Like many of my white, progressive, middle-class peers, I honestly believed things were getting better for our black brothers and sisters: Obama, Condoleeza Rice, Colin Powell—the names and numbers attest that we have made progress in becoming a more accepting community. But obviously, token success stories do not mean pervasive bigotry has been eradicated. I see now my optimism was naïve, wishful thinking and not routed in the reality of many black people’s daily lives.
As author Cynthia Dagnal-Myron pointed out on a segment of Democracy Now I caught on LTC channel 95 this morning: “I don’t know how much progress has been made. … [In] your day-to-day life, if you’re an African-American woman or man, you still feel the things that my parents felt. … So, for those who think that it’s over, they’re not walking in our shoes.”

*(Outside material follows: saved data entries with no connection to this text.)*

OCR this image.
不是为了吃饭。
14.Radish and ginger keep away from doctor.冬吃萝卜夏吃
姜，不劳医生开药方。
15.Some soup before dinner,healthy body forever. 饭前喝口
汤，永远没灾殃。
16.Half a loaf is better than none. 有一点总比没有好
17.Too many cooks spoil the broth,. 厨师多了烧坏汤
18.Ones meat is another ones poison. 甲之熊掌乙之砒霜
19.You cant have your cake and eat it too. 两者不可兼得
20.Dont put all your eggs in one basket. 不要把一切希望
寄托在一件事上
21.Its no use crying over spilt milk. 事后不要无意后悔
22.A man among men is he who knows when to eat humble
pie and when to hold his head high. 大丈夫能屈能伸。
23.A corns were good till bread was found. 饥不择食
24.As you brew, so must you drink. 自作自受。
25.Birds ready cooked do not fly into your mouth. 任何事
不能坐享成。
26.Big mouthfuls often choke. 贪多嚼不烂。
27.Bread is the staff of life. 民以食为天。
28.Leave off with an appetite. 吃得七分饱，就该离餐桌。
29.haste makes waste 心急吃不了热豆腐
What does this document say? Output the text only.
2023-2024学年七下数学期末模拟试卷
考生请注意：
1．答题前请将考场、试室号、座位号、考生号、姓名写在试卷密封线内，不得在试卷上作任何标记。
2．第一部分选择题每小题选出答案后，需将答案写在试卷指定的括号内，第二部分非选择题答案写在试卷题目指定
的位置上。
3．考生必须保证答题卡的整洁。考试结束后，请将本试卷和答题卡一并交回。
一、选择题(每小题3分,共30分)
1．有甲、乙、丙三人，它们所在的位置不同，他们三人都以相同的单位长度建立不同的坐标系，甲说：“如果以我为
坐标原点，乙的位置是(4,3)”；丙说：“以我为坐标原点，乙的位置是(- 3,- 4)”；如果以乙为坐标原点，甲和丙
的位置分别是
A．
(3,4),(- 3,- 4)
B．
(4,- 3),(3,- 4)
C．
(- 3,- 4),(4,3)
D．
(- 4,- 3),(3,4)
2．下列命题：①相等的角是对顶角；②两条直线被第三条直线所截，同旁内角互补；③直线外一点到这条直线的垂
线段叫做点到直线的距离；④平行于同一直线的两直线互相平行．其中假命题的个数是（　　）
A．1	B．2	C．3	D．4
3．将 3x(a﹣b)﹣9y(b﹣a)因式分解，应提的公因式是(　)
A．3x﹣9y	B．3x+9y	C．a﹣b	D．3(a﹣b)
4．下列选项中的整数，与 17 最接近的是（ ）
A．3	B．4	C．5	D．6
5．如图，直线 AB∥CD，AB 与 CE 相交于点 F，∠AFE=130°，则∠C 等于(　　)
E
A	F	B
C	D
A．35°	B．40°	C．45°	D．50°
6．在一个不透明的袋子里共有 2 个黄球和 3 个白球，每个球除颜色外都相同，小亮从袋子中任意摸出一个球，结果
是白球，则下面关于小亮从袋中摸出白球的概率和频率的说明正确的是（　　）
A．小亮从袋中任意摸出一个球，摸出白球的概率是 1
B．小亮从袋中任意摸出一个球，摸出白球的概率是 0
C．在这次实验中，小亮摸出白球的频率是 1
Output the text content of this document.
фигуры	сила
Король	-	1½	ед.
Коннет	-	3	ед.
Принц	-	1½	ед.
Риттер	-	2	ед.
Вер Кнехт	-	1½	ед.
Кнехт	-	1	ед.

Warning: if you do watch the segment linked to above, be prepared for graphic photos of Emmett Till, a 14-year old boy killed in 1955 in Mississippi. His mother, who was Dagnal-Myron’s fifth-grade teacher, insisted on an open casket so all the world could see the horror that racists had committed against this child and his family—really against all of us who wish to live in peace with each other. The connection to what happened last month to Trayvon Martin is not lost on anyone, nor is the despair from the realization that things have really not changed that much at all.